Dimanche 5 février, à Madagascar, la mémoire de tout un peuple s'en est allée. Paul Jaoravoana, alias Paul Congo, a rendu son dernier souffle, après avoir sauté de joie au but de la victoire des Baréa pour la 3e place de la CHAN. De quoi ajouter une dernière touche de magie au légendaire parcours de cet homme humble, simple, dont la voix et les récits ont bercé tant de Malgaches. Témoignages de personnes dont la rencontre avec Paul Congo a marqué à jamais leur vie.
Archiviste, griot contemporain, gardien des traditions orales du nord de l'île, Paul Congo a œuvré inlassablement pour préserver ce patrimoine immatériel menacé. Le corps du septuagénaire a été inhumé mardi 8 février au tombeau familial, dans la petite commune rurale d'Antsakoamanondro, près d'Ambanja.
Paul Congo est parti retrouver les étoiles qu'il avait tant contées, laissant derrière lui, des milliers d'orphelins. Comme Griotte, artiste auteure malgacho-réunionnaise, qui a perdu son guide, celui qui l'avait poussée à passer la porte du monde spirituel.
" Paul a été vraiment la première personne qui m'a amenée dans la culture malgache. Il avait un très fort rapport à tout ce qui est spirituel, des traditions malgaches. Il me disait "viens, je vais te montrer les kalanoro" [petits êtres magiques des forêts, ndlr], il n'avait aucun doute. "
Après avoir embrassé une carrière de collecteur culturel, Paul Congo aimait restituer au plus grand nombre.
" Il ne s'est jamais dit "c'est à moi et je garde ça pour moi". Au contraire. Pour Paul, c'était vraiment important de partager et de continuer à faire vivre la tradition orale malgache ", ajoute Griotte.

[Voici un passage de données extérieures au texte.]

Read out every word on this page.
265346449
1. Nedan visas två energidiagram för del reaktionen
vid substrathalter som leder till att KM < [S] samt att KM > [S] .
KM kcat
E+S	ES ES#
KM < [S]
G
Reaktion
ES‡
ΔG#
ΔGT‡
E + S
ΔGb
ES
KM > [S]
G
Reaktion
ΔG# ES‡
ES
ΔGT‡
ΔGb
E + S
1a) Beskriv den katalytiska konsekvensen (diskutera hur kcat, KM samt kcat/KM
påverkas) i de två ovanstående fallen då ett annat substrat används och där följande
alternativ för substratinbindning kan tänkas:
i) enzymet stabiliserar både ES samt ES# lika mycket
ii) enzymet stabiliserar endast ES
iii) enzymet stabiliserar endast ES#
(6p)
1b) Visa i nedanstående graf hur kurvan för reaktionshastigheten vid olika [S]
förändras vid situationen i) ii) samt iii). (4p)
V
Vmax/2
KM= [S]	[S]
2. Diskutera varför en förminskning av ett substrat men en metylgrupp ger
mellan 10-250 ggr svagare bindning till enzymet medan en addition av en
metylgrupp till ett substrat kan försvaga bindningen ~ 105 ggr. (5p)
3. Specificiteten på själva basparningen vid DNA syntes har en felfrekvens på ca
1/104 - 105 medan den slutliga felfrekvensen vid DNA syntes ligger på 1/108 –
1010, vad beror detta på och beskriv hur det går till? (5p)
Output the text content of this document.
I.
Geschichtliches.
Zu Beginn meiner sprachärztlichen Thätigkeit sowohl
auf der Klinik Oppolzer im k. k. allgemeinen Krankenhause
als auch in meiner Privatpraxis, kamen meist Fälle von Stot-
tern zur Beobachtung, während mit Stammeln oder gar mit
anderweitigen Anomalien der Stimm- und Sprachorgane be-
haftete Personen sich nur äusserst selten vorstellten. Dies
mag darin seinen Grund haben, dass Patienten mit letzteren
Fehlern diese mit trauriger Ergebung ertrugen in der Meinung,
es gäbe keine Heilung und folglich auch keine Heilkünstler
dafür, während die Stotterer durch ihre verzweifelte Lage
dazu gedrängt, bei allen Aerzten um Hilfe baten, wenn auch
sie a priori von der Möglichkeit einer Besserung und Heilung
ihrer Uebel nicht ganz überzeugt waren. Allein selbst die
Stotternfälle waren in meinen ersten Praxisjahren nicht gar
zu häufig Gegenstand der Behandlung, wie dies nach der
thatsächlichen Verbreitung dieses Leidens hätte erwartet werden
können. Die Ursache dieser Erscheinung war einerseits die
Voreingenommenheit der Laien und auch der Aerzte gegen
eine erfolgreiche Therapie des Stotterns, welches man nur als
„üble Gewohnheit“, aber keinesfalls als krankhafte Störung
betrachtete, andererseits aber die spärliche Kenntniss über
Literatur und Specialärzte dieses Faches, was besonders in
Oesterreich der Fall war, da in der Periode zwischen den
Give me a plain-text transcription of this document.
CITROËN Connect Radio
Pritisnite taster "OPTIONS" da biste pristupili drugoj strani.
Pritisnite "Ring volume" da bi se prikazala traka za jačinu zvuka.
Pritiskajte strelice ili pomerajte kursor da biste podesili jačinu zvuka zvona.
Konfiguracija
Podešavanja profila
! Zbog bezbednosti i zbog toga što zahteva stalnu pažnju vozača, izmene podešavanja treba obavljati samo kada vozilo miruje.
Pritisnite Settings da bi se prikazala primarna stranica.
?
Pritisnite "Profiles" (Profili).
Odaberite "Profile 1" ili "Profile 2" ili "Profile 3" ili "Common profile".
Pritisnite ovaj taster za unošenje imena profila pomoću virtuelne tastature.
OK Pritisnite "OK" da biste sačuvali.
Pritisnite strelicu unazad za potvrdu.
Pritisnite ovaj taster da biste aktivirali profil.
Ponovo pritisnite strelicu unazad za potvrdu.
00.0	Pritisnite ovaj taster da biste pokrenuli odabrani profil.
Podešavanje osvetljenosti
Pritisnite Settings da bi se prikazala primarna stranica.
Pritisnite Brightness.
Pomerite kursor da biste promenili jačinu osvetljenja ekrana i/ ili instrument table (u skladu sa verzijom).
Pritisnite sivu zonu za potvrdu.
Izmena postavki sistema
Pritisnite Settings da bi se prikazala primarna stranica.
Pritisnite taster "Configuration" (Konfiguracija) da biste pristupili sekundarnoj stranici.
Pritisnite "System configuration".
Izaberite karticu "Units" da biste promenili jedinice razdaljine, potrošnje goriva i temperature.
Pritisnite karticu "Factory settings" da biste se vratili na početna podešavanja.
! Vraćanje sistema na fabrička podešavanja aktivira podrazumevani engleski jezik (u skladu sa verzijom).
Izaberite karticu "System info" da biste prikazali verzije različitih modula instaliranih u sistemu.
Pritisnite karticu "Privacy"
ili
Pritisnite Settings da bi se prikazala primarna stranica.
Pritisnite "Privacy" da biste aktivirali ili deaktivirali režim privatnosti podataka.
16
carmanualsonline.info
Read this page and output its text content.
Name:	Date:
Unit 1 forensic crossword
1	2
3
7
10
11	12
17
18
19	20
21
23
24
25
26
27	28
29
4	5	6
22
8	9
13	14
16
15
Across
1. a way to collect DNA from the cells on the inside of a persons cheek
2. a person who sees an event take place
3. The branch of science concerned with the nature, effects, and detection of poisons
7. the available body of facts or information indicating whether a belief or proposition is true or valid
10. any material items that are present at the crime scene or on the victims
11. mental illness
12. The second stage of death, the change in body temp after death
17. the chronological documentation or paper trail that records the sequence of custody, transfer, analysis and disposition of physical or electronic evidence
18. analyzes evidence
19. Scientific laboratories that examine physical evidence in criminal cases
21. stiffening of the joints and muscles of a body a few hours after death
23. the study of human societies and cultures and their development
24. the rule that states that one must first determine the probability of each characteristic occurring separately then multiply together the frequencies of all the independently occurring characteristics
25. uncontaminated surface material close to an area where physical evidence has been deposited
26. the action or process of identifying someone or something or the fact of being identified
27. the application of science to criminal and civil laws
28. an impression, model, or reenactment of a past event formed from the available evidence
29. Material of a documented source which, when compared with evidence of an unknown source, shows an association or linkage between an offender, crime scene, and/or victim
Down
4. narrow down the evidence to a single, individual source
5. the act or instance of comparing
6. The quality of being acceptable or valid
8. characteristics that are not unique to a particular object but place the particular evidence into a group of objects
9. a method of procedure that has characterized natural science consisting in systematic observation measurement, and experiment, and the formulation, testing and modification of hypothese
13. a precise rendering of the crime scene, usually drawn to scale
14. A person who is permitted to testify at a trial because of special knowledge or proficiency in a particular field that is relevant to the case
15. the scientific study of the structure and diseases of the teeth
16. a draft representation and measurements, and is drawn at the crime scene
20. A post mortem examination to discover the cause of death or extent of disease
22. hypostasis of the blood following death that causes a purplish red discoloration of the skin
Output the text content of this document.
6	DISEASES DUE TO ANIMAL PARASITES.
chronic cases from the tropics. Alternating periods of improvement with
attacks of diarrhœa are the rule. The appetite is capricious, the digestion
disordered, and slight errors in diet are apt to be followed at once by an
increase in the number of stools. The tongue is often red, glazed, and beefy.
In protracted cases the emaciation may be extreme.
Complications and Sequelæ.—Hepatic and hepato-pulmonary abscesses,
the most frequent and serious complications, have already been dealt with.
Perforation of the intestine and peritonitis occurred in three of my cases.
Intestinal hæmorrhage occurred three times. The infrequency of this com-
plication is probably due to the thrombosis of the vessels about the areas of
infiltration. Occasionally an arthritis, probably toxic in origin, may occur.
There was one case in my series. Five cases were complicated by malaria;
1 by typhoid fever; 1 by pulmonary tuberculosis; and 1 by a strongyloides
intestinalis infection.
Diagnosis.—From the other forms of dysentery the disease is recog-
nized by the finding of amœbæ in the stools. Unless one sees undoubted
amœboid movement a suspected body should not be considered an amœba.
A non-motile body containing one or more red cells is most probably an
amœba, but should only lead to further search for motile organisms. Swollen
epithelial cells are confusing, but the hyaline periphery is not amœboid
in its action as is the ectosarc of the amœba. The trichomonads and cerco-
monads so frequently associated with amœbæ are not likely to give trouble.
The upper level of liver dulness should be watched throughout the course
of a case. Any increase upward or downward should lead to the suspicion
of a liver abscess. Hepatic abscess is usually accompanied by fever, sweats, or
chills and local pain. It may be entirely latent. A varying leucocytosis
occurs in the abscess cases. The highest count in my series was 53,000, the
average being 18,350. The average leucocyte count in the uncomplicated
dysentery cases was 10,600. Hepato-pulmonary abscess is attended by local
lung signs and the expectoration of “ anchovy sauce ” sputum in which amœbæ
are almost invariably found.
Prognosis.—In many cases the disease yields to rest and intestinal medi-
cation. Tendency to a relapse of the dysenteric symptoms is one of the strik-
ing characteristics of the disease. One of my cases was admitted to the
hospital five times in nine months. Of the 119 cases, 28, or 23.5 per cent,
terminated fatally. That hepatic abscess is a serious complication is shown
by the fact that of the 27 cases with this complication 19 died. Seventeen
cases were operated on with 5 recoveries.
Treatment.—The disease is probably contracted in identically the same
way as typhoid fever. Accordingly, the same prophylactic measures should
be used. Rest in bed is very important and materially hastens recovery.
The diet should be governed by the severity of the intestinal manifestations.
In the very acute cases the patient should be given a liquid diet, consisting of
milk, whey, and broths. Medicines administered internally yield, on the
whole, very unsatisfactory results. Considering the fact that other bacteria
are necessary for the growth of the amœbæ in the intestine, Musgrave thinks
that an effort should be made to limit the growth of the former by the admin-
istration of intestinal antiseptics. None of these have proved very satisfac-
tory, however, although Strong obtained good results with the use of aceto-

" Le conte fait partie de l'oraliture "
Mentor, Paul Congo l'a aussi été pour le chorégraphe et professeur d'art et culture à l'Université de Diego Suarez, Cerveau Kotoson.
" On l'appelait Papa Congo. Il a toujours estimé que le conte fait partie de l'oraliture. Donc, ce qui est à l'oral doit rester à l'oral. Et ce qui est à l'écrit doit rester à l'écrit. Congo a été un grand auteur de contes qu'il n'a jamais voulu écrire. Sur les centaines de contes qu'il a créés, il n'a jamais voulu les poser sur papier. Mais il n'empêchait pas les autres de le faire... Il lui arrivait de raconter debout, en mimant, dans sa tenue soubaya de conteur, avec son bâton sacré de conteur. Il lui arrivait aussi d'être assis. Mais même assis et immobile, il avait une prestance et une aura, qui pénétrait son auditoire. "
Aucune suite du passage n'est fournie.